I walked yesterday among the trees in the Fairy wood. I barely glanced up into her leafless arms nor stopped to touch the bark of the tallest Fir, nor paused to consider the tangle of roots thrust into visibility by endless erosive rains; roots as thick as my arm, conifer fingers, gnarled and scarred over hundreds of years by hundreds of human boots, marching boots, tramping across the overstory with little enough thought. I didn’t look, nor see, nor stop to garner soft peace from the whispers of these gentle and protecting giants. I just took my place in the march. I didn’t pause to consider over what I did this marching thing. I just wanted to get back out of the nipping wind and into the warm.

All evening, staring out at the dark, I considered. The understory thinks me. What brilliant planning, synergy and sharing goes on down there, in a deeper darkness that Night could ever bring?

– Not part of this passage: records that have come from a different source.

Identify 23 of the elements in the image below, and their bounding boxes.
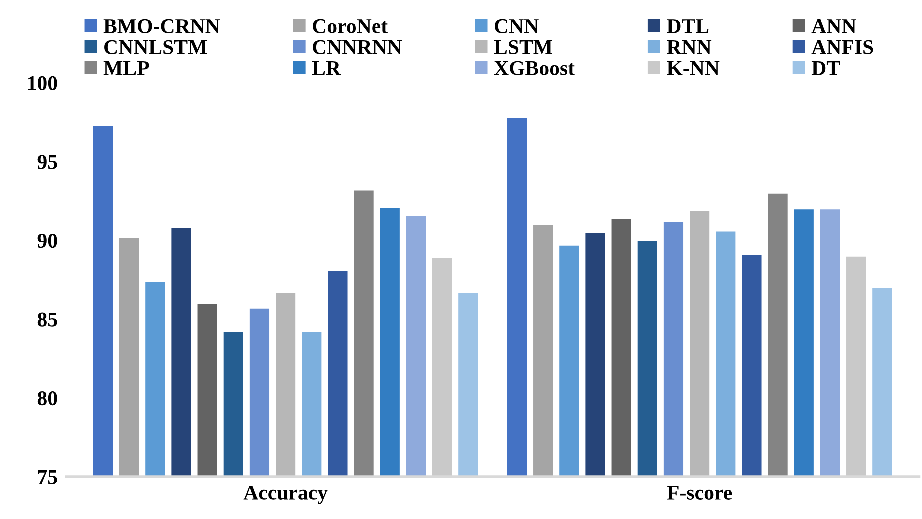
legend-label: CNN: [495, 19, 539, 34]
legend-label: DT: [812, 62, 840, 76]
legend-label: RNN: [667, 40, 712, 54]
legend-label: BMO-CRNN: [104, 19, 220, 34]
legend-label: CoroNet: [313, 19, 388, 34]
legend-label: CNNLSTM: [104, 40, 208, 54]
legend-label: DTL: [667, 20, 709, 34]
y-tick-label: 80: [38, 392, 58, 406]
legend-label: XGBoost: [494, 61, 575, 76]
legend-label: ANN: [812, 19, 856, 34]
y-tick-label: 100: [28, 76, 58, 90]
x-tick-label: Accuracy: [244, 486, 328, 504]
legend-label: ANFIS: [812, 40, 874, 54]
y-tick-label: 95: [38, 155, 58, 170]
y-tick-label: 75: [38, 470, 58, 484]
legend-label: CNNRNN: [313, 40, 402, 54]
y-tick-label: 85: [38, 312, 58, 327]
y-tick-label: 90: [38, 234, 58, 248]
legend-label: LR: [312, 62, 342, 76]
legend-label: MLP: [104, 62, 150, 76]
legend-label: LSTM: [494, 40, 552, 54]
legend-label: K-NN: [667, 62, 720, 76]
x-tick-label: F-score: [667, 486, 732, 500]
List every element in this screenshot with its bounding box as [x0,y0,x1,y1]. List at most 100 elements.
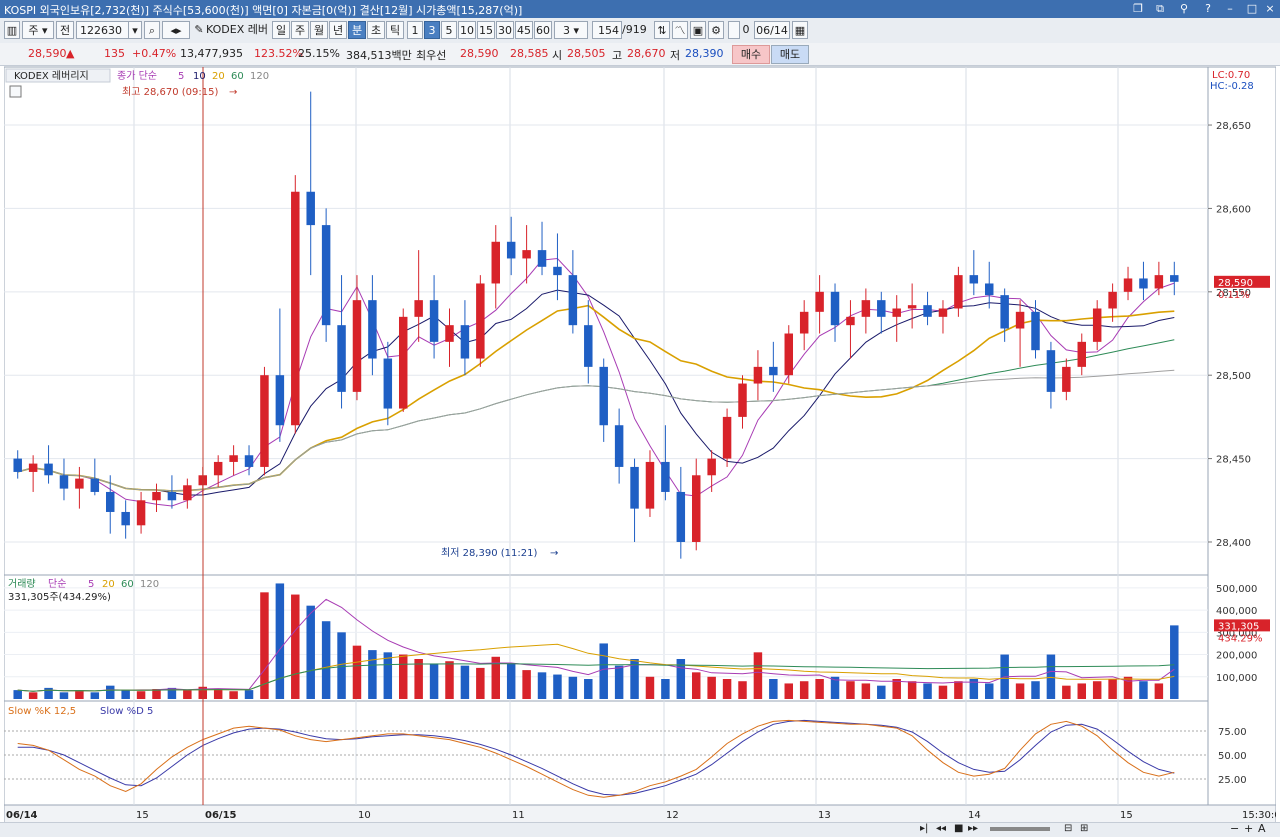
volume-bar [769,679,778,699]
candle-body [1000,295,1009,329]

In a clutter wood, where new springlings struggle towards that wee patch of sky, of sun to hear the stories carried on the backs of the winds that dash across this rocky island from all points on the compass, how can life go on? Is there a finite of trees within the human boundaries of this wood? And how do they know not to crowd themselves out of sunlight, water, food – to leap across the track to where that fallen beech has created, in its final death cry, a whole rack of gentle space just asking for a friend. And not only space, for in its dying, in its soft slow submissive return to the earth, this giant is preparing magical layers of nourishment for that seedling to grow strong and straight-backed.

Roots will be under my feet even on this track wide enough for a whacking great lorry. Roots don’t bother with our boundaries and it isn’t just that. I think they conjoin, I know they do, merging and melding together for the greater good, the good of the wood, of the family. Unlike us, separation is not their main thing, not a thing at all. Unlike us, they do not judge by species, sex, type, shape or achievement. They care not what colour your leaves might be, nor if those leaves are bigger than their own. Like us, they need each other. Like us they sing better in a choir, a unison of voices rising into the sky sending harmony, melody and rhythm out to warm a listening heart. They know it. We are only learning.

Life is lived in the overstory. Although the underneath matters a great deal, it is easily hidden from the world. I can do this as well as anyone. I can slap on my smile and pretend just like you do. And there is no wrong in that, unless, unless, either of us forget our tap root and that of others with whom we share our life. The good news about tap roots is that, like the trees, they grow in silence, whether we pay them attention or not. As they grow in the silent darkness of our hearts and souls they find other roots. This meeting is not confrontational, nor constrained by fear but a vulnerable reaching, meeting, greeting; a gentle slow winding together of fingers, a melding perhaps, or a share of time before moving on. We can learn from that time of open curiosity, the lack of fear, the acceptance of another life doing its very best to grow and to grow right.

Today, when I walk beneath those same trees I will be witted-up and open. I never tire of the woods and have walked through and around them for almost five decades but sometimes, like yesterday, my overstory is so shouty that I forget where I am and thus I miss the nourishment on offer beneath those ancient wise giants. I miss the startling gasp of star moss on a rotting trunk, the shelf fungi holding on even as its host crumbles away, the rain-betrayed spider webs cast between a spindle of branches, long since empty of life. I miss the patchwork of sky, the squelch of peat under my boots, that sudden realisation of the understory, always working, always growing, in gentle silence. Today I will see it all, hear the voices of the wood and they will bring me calm and a real smile, no pretend.